Real bounces don’t fire 200 ms apart and don’t land 3 m past the doubles alley. Neither filter is novel; both are roughly ten lines of code. If you’re using a CatBoost-style bounce detector you probably want both anyway.

What’s open

44 rallies isn’t enough to nail the percentage, just to expose the structure. Running the audit across 10+ matches is the obvious next step. It would also surface match-to-match variance in F3ED’s failure modes. Does it mislabel aces more often on hard courts than clay? I have no idea, and I’d like to know.
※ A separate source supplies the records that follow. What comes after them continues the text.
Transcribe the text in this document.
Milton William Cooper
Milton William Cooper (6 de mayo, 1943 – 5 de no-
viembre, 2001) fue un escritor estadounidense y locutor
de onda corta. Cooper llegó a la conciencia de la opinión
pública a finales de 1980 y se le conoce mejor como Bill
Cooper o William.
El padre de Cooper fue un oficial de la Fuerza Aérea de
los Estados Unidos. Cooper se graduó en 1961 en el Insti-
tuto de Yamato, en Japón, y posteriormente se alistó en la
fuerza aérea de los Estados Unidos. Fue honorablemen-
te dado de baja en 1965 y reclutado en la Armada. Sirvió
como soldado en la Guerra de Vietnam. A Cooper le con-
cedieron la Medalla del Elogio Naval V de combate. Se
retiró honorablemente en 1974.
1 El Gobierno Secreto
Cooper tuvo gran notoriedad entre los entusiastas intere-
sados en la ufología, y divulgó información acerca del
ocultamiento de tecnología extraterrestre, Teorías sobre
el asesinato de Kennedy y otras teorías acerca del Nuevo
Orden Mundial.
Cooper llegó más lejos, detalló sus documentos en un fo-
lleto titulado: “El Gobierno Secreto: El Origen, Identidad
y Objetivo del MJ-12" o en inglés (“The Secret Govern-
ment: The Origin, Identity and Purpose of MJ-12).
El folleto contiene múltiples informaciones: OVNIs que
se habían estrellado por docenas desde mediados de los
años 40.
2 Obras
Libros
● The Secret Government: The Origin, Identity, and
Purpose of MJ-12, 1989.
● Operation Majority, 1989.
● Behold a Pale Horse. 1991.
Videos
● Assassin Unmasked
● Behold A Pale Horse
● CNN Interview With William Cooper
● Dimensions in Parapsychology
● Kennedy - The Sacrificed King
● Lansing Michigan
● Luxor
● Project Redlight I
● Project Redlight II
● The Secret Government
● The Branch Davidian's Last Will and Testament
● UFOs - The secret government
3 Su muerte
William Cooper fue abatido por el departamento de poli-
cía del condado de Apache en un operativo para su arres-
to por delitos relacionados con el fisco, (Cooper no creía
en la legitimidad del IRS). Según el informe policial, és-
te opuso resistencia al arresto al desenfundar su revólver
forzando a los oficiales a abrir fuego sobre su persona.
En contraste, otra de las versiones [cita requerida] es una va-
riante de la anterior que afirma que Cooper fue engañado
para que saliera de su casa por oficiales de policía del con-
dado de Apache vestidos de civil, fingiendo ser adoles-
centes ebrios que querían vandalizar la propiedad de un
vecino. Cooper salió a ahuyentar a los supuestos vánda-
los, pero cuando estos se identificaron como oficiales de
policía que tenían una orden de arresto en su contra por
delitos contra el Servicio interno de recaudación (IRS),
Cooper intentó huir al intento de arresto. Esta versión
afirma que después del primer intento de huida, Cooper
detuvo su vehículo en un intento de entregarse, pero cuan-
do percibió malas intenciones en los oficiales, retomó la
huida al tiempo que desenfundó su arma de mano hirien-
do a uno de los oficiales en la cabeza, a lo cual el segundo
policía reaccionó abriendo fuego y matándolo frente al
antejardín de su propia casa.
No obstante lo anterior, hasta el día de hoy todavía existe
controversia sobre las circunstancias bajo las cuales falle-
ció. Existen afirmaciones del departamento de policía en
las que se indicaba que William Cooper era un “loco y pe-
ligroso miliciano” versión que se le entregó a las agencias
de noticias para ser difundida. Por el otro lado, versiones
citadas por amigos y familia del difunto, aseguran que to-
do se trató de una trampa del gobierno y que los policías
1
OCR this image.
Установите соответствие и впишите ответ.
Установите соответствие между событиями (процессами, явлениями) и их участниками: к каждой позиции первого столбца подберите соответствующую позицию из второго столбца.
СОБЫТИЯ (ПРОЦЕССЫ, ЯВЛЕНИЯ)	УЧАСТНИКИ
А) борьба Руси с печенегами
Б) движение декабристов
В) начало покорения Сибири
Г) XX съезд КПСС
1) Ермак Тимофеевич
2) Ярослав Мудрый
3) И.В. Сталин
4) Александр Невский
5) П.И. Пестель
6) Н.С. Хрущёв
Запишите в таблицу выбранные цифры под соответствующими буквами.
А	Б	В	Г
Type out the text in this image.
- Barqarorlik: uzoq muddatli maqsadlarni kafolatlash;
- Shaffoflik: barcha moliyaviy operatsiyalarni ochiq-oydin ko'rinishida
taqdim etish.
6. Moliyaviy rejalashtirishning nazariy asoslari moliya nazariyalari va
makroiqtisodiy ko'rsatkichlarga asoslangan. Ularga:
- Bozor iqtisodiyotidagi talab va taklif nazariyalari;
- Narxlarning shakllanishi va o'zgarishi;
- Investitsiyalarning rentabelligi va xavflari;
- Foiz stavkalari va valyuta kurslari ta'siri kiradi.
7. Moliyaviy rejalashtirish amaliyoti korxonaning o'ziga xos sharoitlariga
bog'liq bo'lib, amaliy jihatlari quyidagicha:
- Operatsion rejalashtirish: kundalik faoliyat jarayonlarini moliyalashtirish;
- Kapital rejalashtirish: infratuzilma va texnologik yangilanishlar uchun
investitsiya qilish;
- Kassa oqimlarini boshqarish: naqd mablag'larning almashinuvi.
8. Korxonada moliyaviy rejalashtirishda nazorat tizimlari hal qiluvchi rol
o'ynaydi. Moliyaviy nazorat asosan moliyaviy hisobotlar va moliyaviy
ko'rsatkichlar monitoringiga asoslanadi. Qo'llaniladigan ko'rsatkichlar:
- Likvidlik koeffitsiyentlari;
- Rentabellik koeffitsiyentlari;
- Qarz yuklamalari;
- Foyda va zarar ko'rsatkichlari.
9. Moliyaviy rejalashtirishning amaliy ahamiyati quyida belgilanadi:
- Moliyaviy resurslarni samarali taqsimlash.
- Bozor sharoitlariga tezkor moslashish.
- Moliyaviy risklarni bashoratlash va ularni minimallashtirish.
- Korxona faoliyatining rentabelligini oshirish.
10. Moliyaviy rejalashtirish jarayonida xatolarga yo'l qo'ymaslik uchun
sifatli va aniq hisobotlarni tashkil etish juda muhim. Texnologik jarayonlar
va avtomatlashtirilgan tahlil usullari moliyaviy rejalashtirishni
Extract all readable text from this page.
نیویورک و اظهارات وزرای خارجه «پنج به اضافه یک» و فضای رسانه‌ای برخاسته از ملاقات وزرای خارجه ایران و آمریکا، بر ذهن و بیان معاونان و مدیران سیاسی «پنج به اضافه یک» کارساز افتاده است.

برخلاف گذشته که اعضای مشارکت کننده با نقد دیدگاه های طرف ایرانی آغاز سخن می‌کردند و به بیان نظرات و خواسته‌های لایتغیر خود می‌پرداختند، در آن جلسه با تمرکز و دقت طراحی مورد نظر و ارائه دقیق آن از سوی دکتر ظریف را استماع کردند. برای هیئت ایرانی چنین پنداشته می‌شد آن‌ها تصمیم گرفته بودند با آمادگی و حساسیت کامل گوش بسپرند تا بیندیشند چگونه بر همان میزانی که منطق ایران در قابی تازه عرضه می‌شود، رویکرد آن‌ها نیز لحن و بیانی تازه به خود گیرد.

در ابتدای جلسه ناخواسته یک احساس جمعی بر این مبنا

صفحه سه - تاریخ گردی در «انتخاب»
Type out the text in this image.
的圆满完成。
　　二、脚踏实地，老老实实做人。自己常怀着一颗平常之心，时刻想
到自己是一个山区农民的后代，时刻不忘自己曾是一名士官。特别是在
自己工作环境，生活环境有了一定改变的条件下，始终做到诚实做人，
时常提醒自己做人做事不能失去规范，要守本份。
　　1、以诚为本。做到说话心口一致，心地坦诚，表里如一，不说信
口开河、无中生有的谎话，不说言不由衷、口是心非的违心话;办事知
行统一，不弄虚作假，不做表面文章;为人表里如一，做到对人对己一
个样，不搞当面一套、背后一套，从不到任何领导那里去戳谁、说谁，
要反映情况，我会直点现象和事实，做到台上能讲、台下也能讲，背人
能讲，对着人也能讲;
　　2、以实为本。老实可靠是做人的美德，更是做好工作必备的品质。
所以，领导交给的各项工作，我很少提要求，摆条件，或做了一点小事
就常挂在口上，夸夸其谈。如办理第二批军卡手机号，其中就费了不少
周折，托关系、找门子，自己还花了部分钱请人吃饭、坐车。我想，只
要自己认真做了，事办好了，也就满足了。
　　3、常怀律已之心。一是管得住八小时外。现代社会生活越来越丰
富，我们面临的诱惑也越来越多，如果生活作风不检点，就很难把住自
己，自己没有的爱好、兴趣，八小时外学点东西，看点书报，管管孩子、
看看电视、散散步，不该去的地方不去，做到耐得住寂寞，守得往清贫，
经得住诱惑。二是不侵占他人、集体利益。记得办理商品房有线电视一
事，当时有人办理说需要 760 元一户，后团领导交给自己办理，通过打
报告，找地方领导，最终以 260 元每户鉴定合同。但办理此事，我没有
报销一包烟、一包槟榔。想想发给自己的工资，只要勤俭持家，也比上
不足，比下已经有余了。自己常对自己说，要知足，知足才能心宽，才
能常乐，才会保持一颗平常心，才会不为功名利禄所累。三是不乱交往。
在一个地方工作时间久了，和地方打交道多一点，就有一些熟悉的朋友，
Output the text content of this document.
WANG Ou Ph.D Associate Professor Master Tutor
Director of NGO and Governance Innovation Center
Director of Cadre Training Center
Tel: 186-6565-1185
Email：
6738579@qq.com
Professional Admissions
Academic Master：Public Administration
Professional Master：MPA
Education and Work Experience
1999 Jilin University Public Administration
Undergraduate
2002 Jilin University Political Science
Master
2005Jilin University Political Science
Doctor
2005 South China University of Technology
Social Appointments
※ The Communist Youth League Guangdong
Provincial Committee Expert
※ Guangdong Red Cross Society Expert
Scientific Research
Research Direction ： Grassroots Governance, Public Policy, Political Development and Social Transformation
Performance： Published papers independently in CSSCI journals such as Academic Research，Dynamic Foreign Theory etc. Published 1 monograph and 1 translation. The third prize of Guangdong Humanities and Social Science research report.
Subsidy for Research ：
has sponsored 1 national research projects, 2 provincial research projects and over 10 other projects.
The reconciler currently only handles single-shot serve rallies. When both players hit clean balls and the point ends, the score delta is the same whether the winner came from a winner or a forced-err. Neither F3ED nor OCR alone disambiguates. A trajectory-aware classifier on the last two shots would close that gap. Haven’t tried it.

The longer-term move is closed-loop F3ED retraining: use the OCR-corrected labels as supervision for a small classifier head whose input is (F3ED 4-class outcome, OCR delta, single-shot flag) and whose output is the extended set {in, winner, forced-err, unforced-err, ace, double_fault, first_serve_fault, unreturnable}. About 5 minutes of training data per match. 10+ matches gets a usable head. The interesting move there is putting the OCR signal into training rather than just inference.